Increase shared_buffers to 256MB as well.  That combination should give
you much better performance with the type of update you're doing.  Right
now the database server has to write the index blocks updated to disk all
the time because it has so little working room to store them in.  If an
index block is updated but there is room to keep it memory, it doesn't
have to get written out, which considerably lowers the overhead here.

--
* Greg Smith gsmith@gregsmith.com http://www.gregsmith.com Baltimore, MD

Re: Slow updates, poor IO

From
"Scott Marlowe"
Date:
On Fri, Sep 26, 2008 at 5:03 PM, John Huttley <John@mib-infotech.co.nz> wrote:
> Hi Andrew,
> There are two problems.
> The first is the that if there is a table with a index and an update is
> performed on a non indexed field,
> the index is still re indexed.

I assume you mean updated, not reindexed, as reindexed has a different
meaning as regards postgresql.  Also, this is no longer true as of
version 8.3.  If you're updating non-indexed fields a lot and you're
not running 8.3 you are doing yourself a huge disservice.

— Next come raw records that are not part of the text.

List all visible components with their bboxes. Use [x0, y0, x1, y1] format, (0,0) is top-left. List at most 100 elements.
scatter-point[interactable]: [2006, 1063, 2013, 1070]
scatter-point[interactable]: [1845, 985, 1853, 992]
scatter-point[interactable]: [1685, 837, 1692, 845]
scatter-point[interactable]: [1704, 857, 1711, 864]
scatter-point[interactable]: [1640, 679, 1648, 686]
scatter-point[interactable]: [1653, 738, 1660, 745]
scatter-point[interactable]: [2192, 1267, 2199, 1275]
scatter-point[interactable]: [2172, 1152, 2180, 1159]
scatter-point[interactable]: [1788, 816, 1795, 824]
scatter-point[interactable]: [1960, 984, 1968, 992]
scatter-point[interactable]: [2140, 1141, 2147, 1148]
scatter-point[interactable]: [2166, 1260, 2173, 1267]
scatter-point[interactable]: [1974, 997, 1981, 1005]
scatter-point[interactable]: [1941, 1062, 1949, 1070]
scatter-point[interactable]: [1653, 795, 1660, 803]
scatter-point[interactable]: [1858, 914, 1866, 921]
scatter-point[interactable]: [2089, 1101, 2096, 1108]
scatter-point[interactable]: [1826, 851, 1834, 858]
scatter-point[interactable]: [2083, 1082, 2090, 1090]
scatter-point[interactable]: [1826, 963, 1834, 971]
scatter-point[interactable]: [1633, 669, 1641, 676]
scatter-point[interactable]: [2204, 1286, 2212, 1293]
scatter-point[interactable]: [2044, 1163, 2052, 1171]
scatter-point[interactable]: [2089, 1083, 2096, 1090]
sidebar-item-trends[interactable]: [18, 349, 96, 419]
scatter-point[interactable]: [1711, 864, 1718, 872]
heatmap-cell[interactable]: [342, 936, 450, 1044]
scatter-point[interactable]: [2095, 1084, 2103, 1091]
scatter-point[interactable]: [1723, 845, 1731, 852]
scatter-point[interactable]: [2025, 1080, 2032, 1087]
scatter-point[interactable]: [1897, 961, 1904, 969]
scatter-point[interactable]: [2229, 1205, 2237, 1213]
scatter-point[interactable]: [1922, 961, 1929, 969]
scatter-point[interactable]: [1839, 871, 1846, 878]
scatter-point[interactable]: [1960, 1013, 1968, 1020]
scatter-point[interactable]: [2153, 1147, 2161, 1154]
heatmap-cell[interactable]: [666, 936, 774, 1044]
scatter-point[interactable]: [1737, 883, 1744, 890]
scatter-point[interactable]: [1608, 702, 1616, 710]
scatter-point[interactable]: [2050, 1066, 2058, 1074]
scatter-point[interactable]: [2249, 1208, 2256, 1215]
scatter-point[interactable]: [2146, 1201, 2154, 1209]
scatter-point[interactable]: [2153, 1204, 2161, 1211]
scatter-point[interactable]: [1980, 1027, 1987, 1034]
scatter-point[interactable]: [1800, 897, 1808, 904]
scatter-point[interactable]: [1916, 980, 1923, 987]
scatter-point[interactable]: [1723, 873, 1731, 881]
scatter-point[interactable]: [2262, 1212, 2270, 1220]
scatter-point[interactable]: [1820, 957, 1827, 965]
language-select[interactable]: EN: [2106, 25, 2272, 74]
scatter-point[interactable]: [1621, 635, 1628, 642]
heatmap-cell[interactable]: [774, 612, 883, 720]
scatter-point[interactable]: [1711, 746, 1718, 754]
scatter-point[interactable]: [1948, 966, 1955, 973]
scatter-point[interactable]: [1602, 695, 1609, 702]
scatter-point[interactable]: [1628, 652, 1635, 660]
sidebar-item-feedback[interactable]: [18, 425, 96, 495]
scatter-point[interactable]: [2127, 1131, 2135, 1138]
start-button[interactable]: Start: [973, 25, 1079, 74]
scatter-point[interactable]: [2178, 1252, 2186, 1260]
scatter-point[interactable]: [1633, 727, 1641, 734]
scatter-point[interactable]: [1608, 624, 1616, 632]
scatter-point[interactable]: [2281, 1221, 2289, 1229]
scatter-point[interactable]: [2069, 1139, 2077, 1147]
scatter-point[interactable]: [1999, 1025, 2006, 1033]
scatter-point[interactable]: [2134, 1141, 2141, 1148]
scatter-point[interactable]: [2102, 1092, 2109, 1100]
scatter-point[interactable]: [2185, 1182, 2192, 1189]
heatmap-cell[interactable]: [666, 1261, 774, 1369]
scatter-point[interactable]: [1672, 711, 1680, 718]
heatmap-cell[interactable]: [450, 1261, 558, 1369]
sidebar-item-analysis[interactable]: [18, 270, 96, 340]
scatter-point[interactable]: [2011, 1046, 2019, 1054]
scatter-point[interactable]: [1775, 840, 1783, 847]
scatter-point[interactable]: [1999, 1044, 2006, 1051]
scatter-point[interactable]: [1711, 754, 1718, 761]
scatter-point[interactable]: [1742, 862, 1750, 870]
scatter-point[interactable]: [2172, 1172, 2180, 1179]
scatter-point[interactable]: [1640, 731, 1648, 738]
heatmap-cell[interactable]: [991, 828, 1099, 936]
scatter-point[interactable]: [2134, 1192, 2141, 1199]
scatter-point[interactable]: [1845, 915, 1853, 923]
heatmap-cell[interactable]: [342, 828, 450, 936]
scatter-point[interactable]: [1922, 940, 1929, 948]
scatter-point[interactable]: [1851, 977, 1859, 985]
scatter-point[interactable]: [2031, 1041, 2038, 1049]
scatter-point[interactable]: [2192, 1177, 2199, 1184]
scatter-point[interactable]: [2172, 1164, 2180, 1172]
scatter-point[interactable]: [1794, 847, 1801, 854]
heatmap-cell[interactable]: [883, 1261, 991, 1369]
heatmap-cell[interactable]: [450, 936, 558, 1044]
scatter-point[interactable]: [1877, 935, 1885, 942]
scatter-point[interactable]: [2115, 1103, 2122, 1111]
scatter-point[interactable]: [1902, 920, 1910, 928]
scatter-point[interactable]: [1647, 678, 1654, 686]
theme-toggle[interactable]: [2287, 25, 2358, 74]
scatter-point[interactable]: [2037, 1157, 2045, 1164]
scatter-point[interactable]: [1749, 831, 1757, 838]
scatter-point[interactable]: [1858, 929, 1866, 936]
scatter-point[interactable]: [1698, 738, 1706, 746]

>this is part of the trade-offs of MVCC.

was...  was a part of the trade-offs.

> We should reasonably expect that the total amount of IO will go up, over a
> non-indexed table.
>
> The second thing is that the disk IO throughput goes way down.
>
> This is not an issue with MVCC, as such, except that it exposes the effect
> of a write to an indexed field.

It's really an effect of parallel updates / writes / accesses, and is
always an issue for a database running on a poor storage subsystem.  A
db with a two drive mirror set is always going to be at a disadvantage
to one running on a dozen or so drives in a RAID-10

Re: Slow updates, poor IO

From
"Scott Marlowe"
Date:
On Sat, Sep 27, 2008 at 4:33 PM, John Huttley <John@mib-infotech.co.nz> wrote:
>
> > > this is part of the trade-offs of MVCC.
>
> > was...  was a part of the trade-offs.
>
> You are thinking of HOT?
> I don't think it applies in the case of full table updates??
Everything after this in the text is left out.